Jour final du procès pour la mort dune nonagénaire électrocutée par un Taser

15 May 2026 Publié | Traduit de l'espagnol

Le tribunal de Queanbeyan a clos l'enquête sur la mort de Clare Nowland, 95 ans, survenue en 2023 dans une maison de retraite de Cooma. La fille de la victime, Jenny Jordan, a déclaré que la famille continue de digérer les circonstances tragiques du décès, provoqué par une décharge de Taser de l'ex-officier Kristian White, condamné pour homicide involontaire en 2024. La scène a duré moins de trois minutes.

Un tribunal avec un banc vide, un fauteuil roulant et un Taser sur la table, symbolisant le jugement final.

Taser : technologie de contrôle qui échoue en marge ⚡

Le dispositif Taser X26P utilisé dans l'incident délivre une décharge de 50 000 volts à faible courant, conçue pour incapaciter temporairement un sujet.

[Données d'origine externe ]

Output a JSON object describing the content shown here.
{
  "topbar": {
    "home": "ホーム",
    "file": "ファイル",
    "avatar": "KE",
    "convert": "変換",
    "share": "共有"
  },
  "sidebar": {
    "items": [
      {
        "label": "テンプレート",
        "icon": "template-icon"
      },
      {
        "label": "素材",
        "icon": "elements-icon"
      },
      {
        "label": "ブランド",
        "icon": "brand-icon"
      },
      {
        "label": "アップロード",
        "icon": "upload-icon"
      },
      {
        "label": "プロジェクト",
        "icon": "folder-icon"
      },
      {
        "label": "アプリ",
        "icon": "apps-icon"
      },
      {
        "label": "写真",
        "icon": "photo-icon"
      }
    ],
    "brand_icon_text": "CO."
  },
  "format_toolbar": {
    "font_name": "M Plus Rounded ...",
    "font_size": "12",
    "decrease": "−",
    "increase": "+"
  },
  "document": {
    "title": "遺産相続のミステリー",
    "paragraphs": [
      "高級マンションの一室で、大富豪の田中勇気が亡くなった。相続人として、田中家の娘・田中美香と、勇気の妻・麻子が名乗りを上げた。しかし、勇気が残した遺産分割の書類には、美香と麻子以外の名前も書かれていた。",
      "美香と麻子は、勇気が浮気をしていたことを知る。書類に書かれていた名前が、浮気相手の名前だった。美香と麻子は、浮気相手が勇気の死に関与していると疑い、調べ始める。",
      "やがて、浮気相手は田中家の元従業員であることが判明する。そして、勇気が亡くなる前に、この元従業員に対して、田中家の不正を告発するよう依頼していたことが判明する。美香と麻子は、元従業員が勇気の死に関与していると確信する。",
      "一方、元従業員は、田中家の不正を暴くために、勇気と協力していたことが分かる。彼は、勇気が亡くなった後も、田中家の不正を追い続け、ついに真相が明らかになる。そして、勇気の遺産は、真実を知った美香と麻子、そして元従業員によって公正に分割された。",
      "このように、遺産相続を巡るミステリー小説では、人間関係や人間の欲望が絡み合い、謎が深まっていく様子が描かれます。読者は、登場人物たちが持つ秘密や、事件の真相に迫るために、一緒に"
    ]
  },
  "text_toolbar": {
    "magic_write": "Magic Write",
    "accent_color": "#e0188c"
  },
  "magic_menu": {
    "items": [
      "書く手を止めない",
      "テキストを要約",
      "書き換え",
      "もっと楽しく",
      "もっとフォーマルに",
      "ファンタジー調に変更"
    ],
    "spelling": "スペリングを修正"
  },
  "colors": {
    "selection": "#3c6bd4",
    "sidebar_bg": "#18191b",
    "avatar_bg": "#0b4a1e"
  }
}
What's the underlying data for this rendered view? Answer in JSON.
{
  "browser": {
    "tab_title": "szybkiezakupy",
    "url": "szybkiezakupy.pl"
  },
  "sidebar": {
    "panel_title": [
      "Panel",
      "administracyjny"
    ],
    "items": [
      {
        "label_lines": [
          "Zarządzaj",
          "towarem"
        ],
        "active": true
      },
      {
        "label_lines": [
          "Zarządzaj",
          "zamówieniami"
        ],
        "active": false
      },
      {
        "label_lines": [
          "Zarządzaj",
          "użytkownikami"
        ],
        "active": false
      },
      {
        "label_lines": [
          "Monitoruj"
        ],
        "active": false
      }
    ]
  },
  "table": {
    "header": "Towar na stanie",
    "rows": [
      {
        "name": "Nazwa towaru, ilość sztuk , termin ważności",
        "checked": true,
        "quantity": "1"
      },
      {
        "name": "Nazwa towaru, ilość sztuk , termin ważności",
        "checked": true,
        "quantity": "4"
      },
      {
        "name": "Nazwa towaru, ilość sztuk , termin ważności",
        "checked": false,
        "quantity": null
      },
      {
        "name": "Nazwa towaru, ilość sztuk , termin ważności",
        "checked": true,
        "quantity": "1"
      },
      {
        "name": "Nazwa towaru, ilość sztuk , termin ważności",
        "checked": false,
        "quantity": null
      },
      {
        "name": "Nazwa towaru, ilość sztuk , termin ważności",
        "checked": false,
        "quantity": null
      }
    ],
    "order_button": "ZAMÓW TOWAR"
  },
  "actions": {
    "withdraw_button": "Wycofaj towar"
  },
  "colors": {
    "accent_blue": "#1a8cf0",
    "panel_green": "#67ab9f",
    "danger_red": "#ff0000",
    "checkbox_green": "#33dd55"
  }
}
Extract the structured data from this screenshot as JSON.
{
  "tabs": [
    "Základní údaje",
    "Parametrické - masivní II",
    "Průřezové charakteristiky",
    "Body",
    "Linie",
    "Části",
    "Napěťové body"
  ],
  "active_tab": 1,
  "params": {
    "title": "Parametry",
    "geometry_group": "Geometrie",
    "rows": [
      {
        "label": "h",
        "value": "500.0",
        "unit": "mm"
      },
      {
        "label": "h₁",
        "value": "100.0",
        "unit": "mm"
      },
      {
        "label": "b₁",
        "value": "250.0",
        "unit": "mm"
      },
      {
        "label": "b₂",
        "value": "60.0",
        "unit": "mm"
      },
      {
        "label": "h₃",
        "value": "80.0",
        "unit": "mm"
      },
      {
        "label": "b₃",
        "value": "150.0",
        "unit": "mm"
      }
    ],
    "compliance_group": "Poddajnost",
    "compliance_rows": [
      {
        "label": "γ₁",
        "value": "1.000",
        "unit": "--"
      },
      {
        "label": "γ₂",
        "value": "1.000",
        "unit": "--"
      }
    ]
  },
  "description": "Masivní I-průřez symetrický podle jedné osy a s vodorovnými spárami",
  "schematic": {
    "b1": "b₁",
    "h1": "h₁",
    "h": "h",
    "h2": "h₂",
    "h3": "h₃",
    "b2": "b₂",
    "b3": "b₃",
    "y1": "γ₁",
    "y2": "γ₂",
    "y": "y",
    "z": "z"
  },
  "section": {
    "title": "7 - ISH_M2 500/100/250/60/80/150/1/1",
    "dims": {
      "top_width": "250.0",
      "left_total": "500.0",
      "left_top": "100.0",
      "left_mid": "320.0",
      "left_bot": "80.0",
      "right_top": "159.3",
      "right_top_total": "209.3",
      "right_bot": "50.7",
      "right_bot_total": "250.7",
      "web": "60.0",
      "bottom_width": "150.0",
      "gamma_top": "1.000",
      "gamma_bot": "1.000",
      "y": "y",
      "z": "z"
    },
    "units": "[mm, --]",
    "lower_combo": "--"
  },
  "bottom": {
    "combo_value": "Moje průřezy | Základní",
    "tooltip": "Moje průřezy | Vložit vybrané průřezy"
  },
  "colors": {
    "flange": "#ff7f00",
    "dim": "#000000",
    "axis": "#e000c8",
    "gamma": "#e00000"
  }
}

Cependant, son utilisation chez les personnes âgées ou fragiles peut provoquer des arrêts cardiaques ou des fractures. Les manuels policiers mettent en garde contre les risques chez les personnes âgées, mais n'interdisent pas son emploi. Kristian White a activé l'arme lors d'une légère bousculade, selon les témoignages d'experts. L'affaire relance le débat sur les protocoles et la formation à l'utilisation de la force non létale.

Le Taser : désormais aussi pour accélérer les héritages 💀

Si Mme Nowland avait su qu'un Taser pouvait régler sa pension en trois minutes, elle aurait peut-être demandé un rendez-vous. La technologie avance : avant, il fallait des années pour toucher une assurance-vie, maintenant un policier vous la gère en moins de temps qu'un café. Certes, la procédure inclut un procès pour homicide involontaire, mais au moins la paperasse est rapide. La famille espère qu'à l'avenir, les agents demanderont l'âge avant d'appuyer sur la gâchette.